I have a string of text in a file that I am parsing out, I almost got it but not sure what I am missing
basic expression I am using is
cat cred.txt | grep -m 1 -o '&CD=[^&]*'
I am getting a results of
&CD=u8AA-RaF-97gc_SdZ0J74gc_SdZ0J196gc_SdZ0J211
I do not want the &CD= part in the resulting string, how would I do that.

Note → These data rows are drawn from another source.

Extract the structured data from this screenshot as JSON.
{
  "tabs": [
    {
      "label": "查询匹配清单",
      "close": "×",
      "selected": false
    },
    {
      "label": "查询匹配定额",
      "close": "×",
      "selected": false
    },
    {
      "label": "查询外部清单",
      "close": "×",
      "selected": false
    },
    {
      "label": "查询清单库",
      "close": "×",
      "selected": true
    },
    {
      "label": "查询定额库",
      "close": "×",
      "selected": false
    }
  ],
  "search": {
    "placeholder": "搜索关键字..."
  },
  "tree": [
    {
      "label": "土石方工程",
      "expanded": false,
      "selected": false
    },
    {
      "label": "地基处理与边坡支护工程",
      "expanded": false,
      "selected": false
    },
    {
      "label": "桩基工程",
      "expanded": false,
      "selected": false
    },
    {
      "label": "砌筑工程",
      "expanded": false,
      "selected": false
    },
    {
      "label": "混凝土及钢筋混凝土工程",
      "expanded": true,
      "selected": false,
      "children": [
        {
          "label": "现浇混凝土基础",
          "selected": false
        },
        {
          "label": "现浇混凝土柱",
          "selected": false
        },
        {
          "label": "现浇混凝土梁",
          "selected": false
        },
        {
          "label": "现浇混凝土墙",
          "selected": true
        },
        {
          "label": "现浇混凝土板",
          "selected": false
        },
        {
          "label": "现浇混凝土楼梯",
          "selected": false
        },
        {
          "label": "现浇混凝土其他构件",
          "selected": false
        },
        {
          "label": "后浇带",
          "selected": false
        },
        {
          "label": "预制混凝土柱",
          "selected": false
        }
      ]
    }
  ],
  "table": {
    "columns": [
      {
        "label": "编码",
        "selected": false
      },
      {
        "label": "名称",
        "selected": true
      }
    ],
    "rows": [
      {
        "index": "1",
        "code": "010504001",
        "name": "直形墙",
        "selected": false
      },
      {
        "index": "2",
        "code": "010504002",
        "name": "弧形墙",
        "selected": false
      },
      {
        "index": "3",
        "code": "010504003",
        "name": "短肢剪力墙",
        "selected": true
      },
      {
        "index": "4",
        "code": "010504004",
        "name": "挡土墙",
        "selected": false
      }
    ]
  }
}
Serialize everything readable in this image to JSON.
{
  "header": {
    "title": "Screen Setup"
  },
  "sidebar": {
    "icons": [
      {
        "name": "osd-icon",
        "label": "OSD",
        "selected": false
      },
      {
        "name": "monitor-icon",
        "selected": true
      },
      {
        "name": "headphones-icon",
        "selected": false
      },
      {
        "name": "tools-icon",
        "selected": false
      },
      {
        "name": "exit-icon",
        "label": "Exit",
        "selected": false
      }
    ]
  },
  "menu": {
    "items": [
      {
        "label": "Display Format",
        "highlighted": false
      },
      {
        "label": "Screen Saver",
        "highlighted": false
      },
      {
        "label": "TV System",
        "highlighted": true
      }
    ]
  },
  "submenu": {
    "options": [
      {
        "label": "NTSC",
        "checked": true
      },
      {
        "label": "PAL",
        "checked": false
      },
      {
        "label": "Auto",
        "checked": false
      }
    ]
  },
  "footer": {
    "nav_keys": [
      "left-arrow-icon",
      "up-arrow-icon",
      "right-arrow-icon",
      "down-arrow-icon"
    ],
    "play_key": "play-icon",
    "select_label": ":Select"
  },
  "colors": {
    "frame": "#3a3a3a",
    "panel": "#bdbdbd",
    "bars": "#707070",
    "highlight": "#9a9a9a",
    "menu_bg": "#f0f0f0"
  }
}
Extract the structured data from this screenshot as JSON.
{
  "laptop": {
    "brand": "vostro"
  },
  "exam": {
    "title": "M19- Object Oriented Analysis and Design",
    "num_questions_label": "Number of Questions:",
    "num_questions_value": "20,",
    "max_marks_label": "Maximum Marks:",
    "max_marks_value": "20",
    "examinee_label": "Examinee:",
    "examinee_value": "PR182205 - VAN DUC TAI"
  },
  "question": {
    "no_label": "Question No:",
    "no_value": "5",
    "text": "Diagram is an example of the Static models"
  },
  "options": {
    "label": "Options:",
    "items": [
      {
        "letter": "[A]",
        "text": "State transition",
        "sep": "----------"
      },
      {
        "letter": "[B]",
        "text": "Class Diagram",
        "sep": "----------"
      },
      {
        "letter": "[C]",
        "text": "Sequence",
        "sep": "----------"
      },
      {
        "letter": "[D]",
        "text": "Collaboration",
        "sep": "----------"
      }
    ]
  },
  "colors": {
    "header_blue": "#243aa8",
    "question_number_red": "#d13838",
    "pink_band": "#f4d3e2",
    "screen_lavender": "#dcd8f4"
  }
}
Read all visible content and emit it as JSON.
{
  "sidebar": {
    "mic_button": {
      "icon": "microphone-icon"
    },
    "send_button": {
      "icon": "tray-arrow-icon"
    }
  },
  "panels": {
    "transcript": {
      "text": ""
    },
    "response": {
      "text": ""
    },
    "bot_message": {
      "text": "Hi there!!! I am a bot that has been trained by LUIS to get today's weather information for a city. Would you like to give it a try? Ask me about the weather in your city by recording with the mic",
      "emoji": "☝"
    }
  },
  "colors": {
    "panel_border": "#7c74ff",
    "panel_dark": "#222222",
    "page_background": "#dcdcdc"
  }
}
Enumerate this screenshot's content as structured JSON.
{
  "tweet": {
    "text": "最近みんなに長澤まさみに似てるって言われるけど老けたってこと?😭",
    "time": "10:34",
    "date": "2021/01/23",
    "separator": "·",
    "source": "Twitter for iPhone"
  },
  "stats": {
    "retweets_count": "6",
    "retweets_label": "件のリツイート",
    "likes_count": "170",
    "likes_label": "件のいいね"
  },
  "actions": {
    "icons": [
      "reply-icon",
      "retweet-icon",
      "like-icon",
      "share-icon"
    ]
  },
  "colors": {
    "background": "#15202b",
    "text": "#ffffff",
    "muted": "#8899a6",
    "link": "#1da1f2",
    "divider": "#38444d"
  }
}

The string I am parsing from is:
webpage.asp?UserName=username&CD=u8AA-RaF-97gc_SdZ0J74gc_SdZ0J196gc_SdZ0J211&Country=USA
If your grep knows Perl regex:
grep -m 1 -oP '(?<=&CD=)[^&]*' cred.txt
If not:
sed '1s/.*&CD=\([^&]*\).*/\1/' cred.txt
Many ways to skin this cat.
Extend your pipe:
grep -o 'CD=[^&]*' cred.txt | cut -d= -f2
Or do a replacement in sed:
sed -r 's/.*[&?]CD=([^&]*).*/\1/' cred.txt
Or get really fancy and parse the actual QUERY_STRING in awk:
awk -F'?' '{ split($2, a, "&"); for(i in a){split(a[i], kv, "="); out[kv[1]]=kv[2];} print out["CD"];}'